Il titolo permette infatti di visitare una porzione dei nove reami della mitologia nordica e se ci focalizziamo soprattutto su Midgard, quello principale, siamo di fronte a un ambiente estremamente vasto che può essere visitato in lungo e in largo ritornando tranquillamente sui propri passi, prendendo vie alternative per dedicarsi alle quest secondarie tralasciando completamente per numerose ore l'avanzamento della campagna principale. C'è poi una classica meccanica alla Zelda, dove alcune sezioni anche molto vaste dei reami, sono bloccati da ostacoli di cui ci possiamo liberare soltanto mettendo le mani su alcuni potenziamenti di Kratos e Atreus che sono direttamente connessi con il prosieguo della trama. In questo modo i ragazzi di Santa Monica si sono assicurati da un lato di controllare e guidare un minimo l'evoluzione del gameplay, e dall'altro di offrire continuamente stimoli per tornare a visitare zone già affrontate in precedenza per aprire uno scrigno in precedenza impossibile da raggiungere o per affrontare qualche nemico nuovo messo in guardia di un qualche collezionabile.
Il sesso
A questo punto il rischio di cadere nel becero è davvero dietro l'angolo ma, chi ha giocato fino in fondo tutti gli episodi principali di God of War sa bene che questo franchise era anche figlio di un periodo storico in cui i videogiochi, in quanto più di nicchia e meno esposti alla pubblica gogna, potevano permettersi di essere sfacciati e anche poco politically correct. Era il periodo in cui a nessuno interessava se il target di questo prodotto d'intrattenimento fosse esclusivamente il maschio caucasico un po' "arrapato". E non è infatti un caso che nei precedenti episodi ci si potesse imbattere nell'immancabile minigioco dove poter spogliare e portarsi a letto la divinità di turno. Ma più in generale il franchise è sempre stato noto anche per una certa tendenza alla sessualizzazione di qualsiasi personaggio femminile che si parasse davanti a Kratos: che fosse per una questione di vestiario o per un atteggiamento provocante, tutte le figure di genere non maschile sembravano essere piazzate nel gioco con l'unico obiettivo di scatenare gli istinti più primordiali del protagonista (e di chi lo controllava).
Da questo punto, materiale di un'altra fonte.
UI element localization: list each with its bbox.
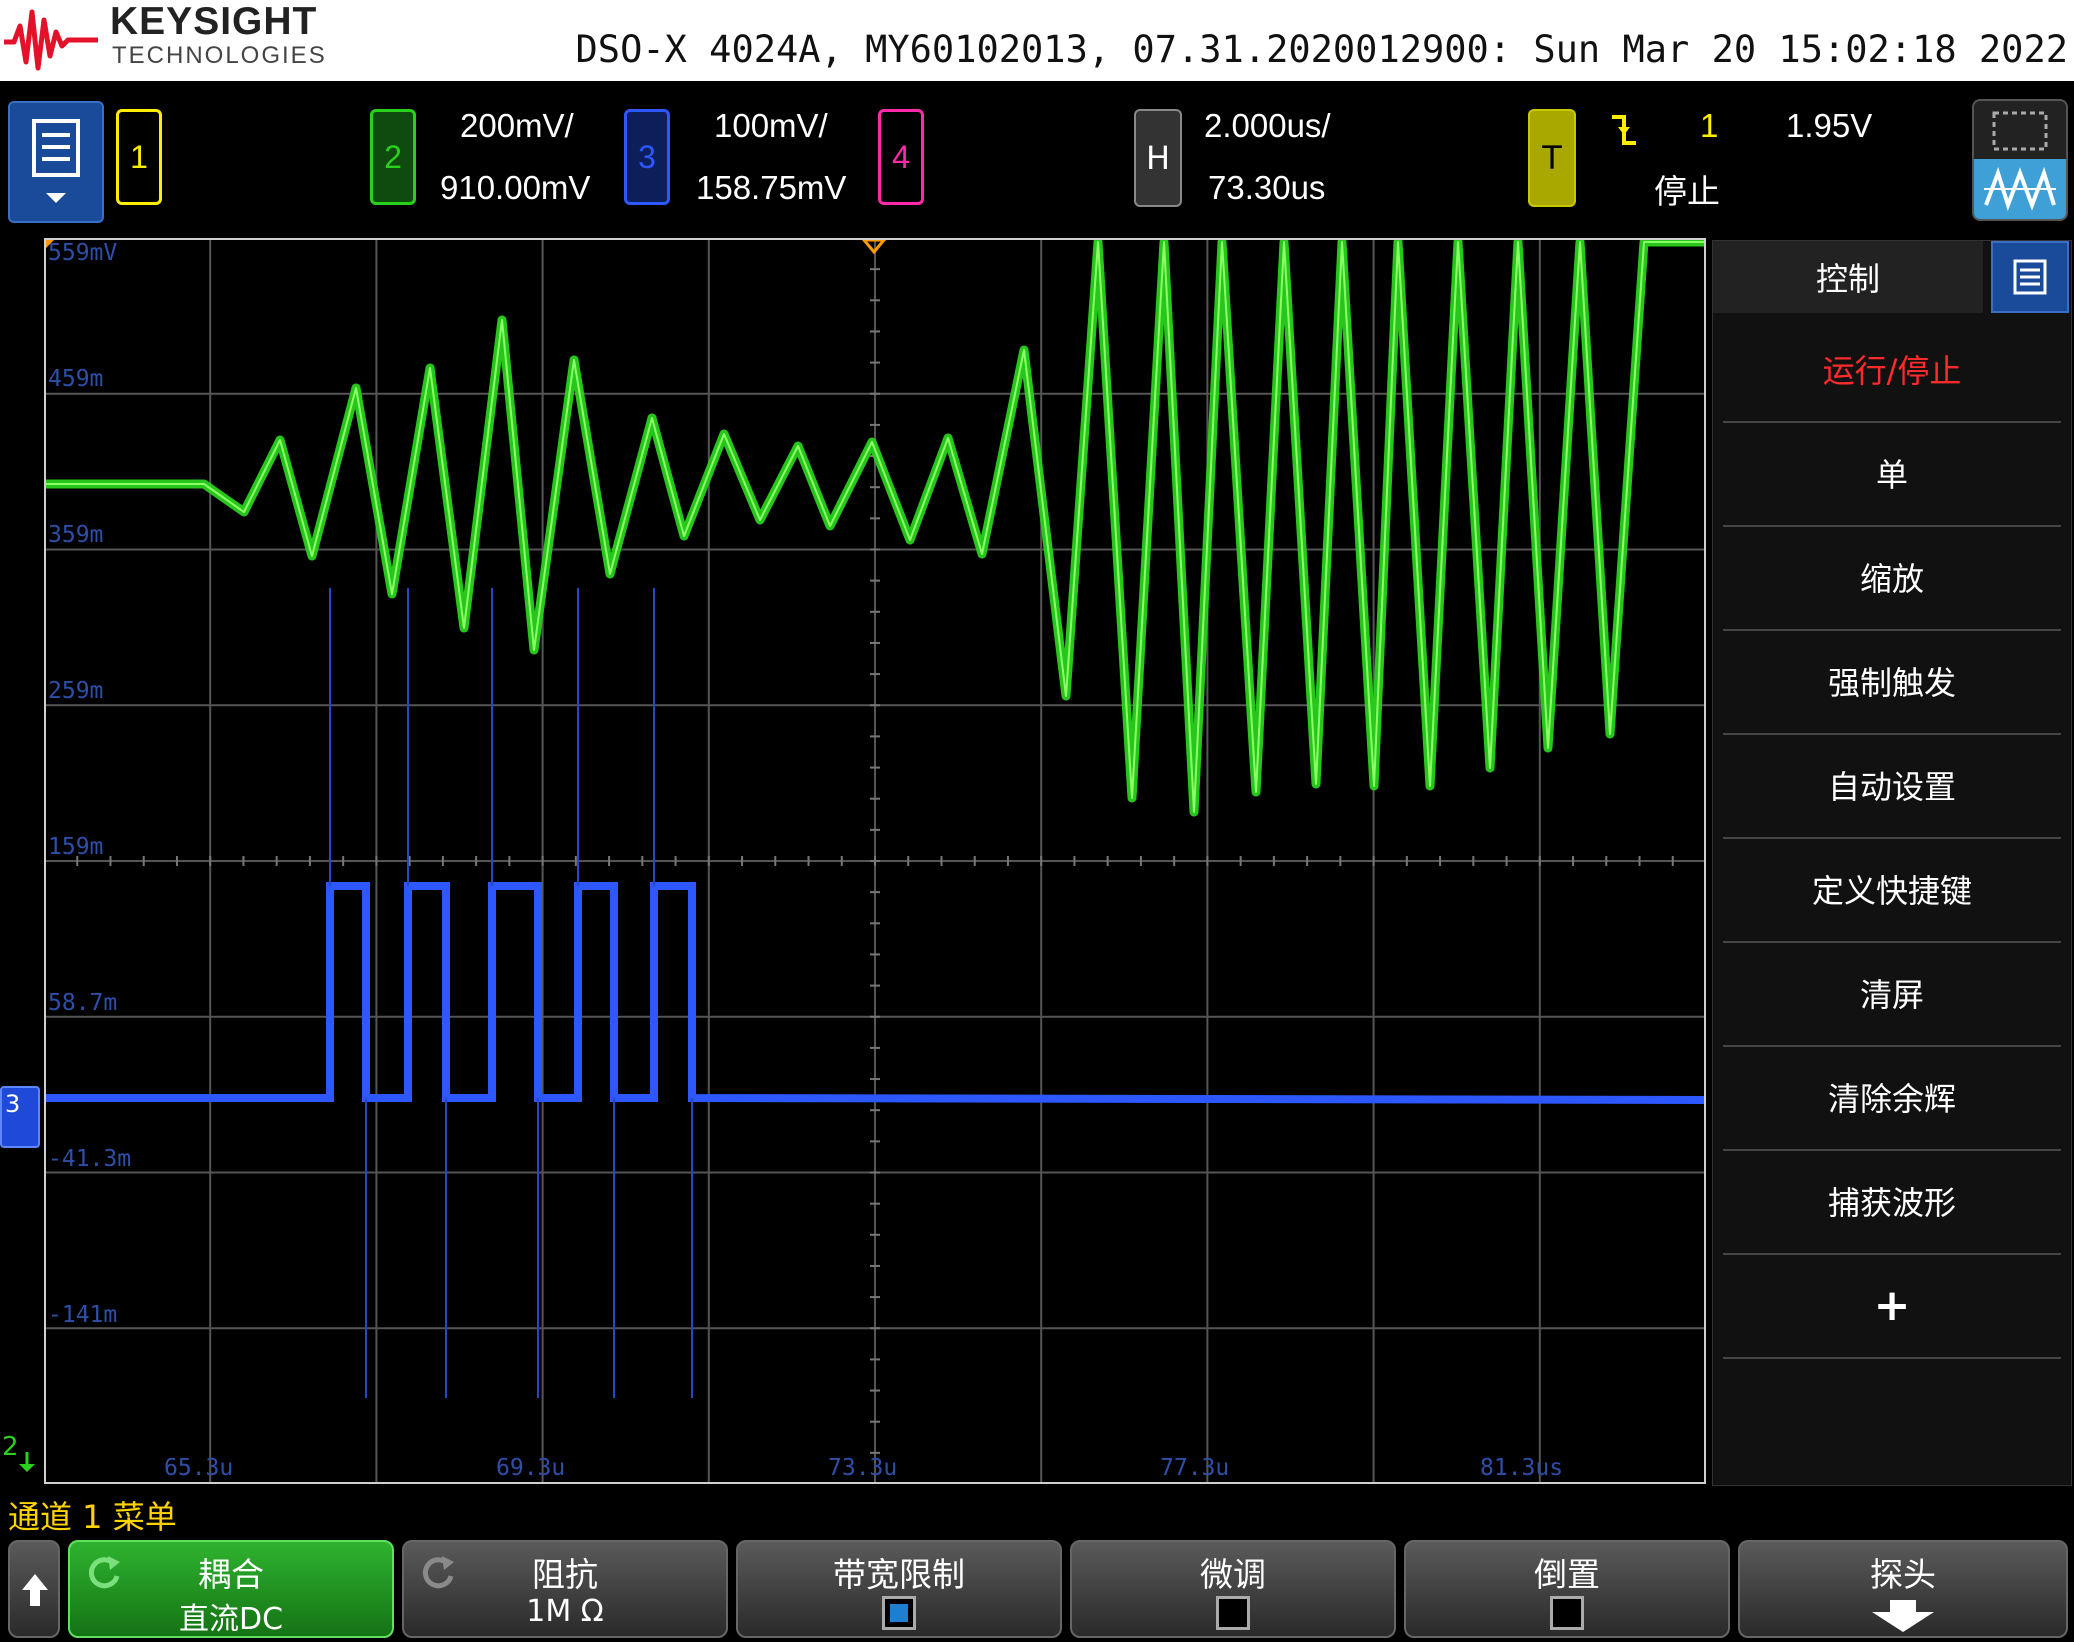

Il nuovo God of War non presenta più alcun tipo di riferimento in questo senso: è scevro di qualsivoglia minigioco a sfondo erotico e presenta un'unica, importantissima figura femminile che, tra le altre cose, assume nelle fasi più avanzate del gioco un ruolo che la porterà ad allontanarsi prepotentemente da ogni ipotesi di sessualizzazione. Anche in questi termini l'opera di Santa Monica è molto più coerente con gli standard odierni: è più adulta nel raccontare e descrivere i rapporti interpersonali e la maturità del suo protagonista, Kratos, ora visibile nel suo ruolo di padre, si porta in dote una palpabile serietà nei toni adottati da tutti i personaggi. E questo si traduce, come è ovvio che sia, in figure che appaiono estremamente più credibili nei drammi affrontati nonostante la loro sia un'esistenza sovrannaturale. Sia chiaro che non è nostra intenzione applicare un qualsivoglia giudizio allo stile più scanzonato del passato o al suo umorismo; molto più semplicemente il nuovo God of War cerca di andare decisamente oltre gli standard dei videogiochi offrendo dialoghi e personaggi che possono tranquillamente affiancarsi a quanto siamo abituati a vedere in altri media. Cinema e serie tv in primis.